‘Pont’ous opening of AEK F.C. new home


AEK Athens opens new stadium Image: AEK Athens FC (Facebook)

Memories of Pontus (pre-Olympian Sea-God, one of the Greek primordial deities) and Asia Minor dominated the spectacular opening of the new football station of Greek soccer club AEK F.C. recently in Athens, Greece.

‘Greek Reporter’ stated that more than 30,000 fans gathered at the OPAP Arena in the Athenian suburb of Nea Filadelfeia, Greece, to watch a dazzling display of song and dance that brought back memories of Hellenism (new wave of Greek colonization which established Greek Cities and kingdoms in Asia and Africa) that was uprooted 100 years ago by the Turks.

Asia Minor includes the whole or part of the modern day countries of Italy, Greece, Albania, Macedonia, Bulgaria, Turkey, Egypt, Libya, Israel, and Lebanon. The ancient kingdoms of Asia Minor, many of which was Greek colonies or heavily influenced by the ancient Greek culture.

AEK Athens F.C. is a Greek professional football club based in Nea Filadelfeia, a suburb of Athens, Greece.

The Agia Sophia Stadium, also known by its commercial name OPAP Arena, is the home stadium of AEK Athens F.C., with an all-seater capacity of 32,500. It is located in Nea Filadelfeia, a northwestern suburb of Athens, Greece, and opened on September 30th, 2022.
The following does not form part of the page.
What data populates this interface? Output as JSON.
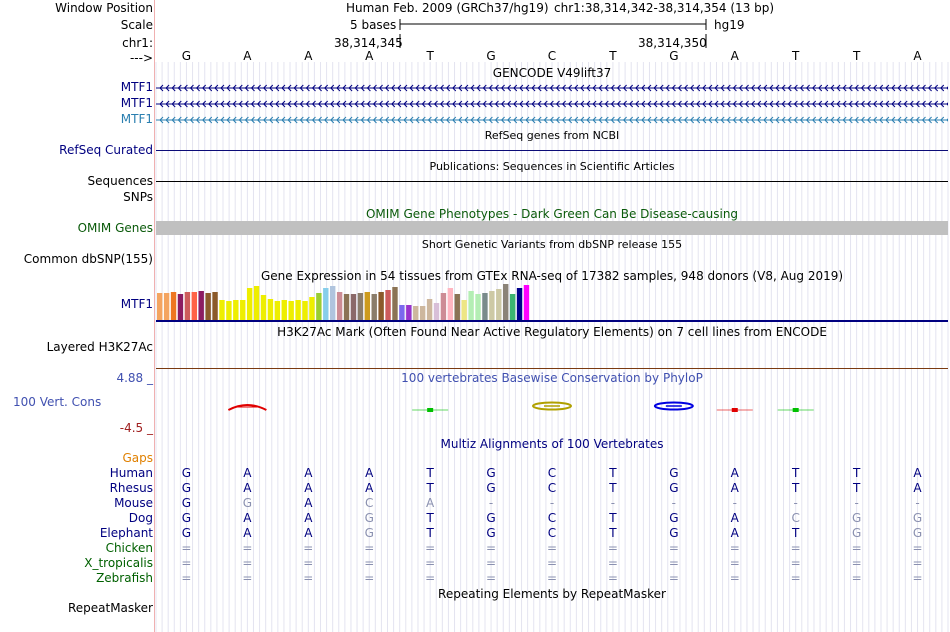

‘Greek Reporter’ further stated that AEK Athens was established in Athens in 1924 by Greek refugees from Constantinople, Smyrna and Pontus. The OPAP Arena was also given the symbolic name of Hagia Sophia in honor of the great Orthodox Cathedral in Constantinople, today’s Istanbul (Turkey), which was turned into a mosque.

A Pontian war dance called Pyrrhichios was one of the highlights of the evening. A dancing group performed the best-known war dance of the Greeks. It was probably of Dorian origin and practiced at first solely as training for war. According to ancient sources, it was a weapon dance.

Pontus-Asia Minor Parade

Groups representing the Greeks of Asia Minor, Cappadocia, Constantinople, Pontus, and Thrace wearing traditional costumes paraded in the new stadium holding banners while presenters of the show named each and every City in the region dominated by Greeks that were uprooted in 1922 to 1923.

The refugees’ journey from Asia Minor and Pontus to Greece was symbolically re-enacted in a spectacular show by hundreds of artistes on the football field.

AEK sans home ground for 19 years

Construction on an all-new purpose-built stadium began on July 28th, 2017, at the site of the old Nikos Goumas Stadium. It has a capacity of approximately 30,000 and features a unique underground road system that the teams can use to enter the stadium.

The 24,729-capacity Nikos Goumas Stadium was a multipurpose stadium in Nea Filadelfeia, a Northwestern suburb of Athens, Greece. It was used mostly for football matches and was the home stadium of AEK Athens F.C. It is now replaced by the Agia Sophia Stadium built at the same site.

The previous soccer ground Nikos Goumas Stadium served as AEK’s home ground since 1930. The stadium suffered severe damages from the 1999 earthquake and was demolished in 2003 with the prospect of building a new stadium for AEK FC. Prolonged obstruction, legal issues and tight deadlines contributed to the postponement of the new stadium opening.

For 19 years, the historic club was forced to play its home games at various soccer grounds in Athens and mainly in the 70,000-capacity ‘Spyros Louis’ (Athens Olympic Stadium).

AEK is one of the three most successful teams in Greek football (including Olympiacos F.C. and Panathinaikos F.C.), winning 30 national titles and the only one to have won all the competitions organized by the Hellenic Football Federation (12 Championships, 15 Greek Cups, one League Cup, and two Super Cups).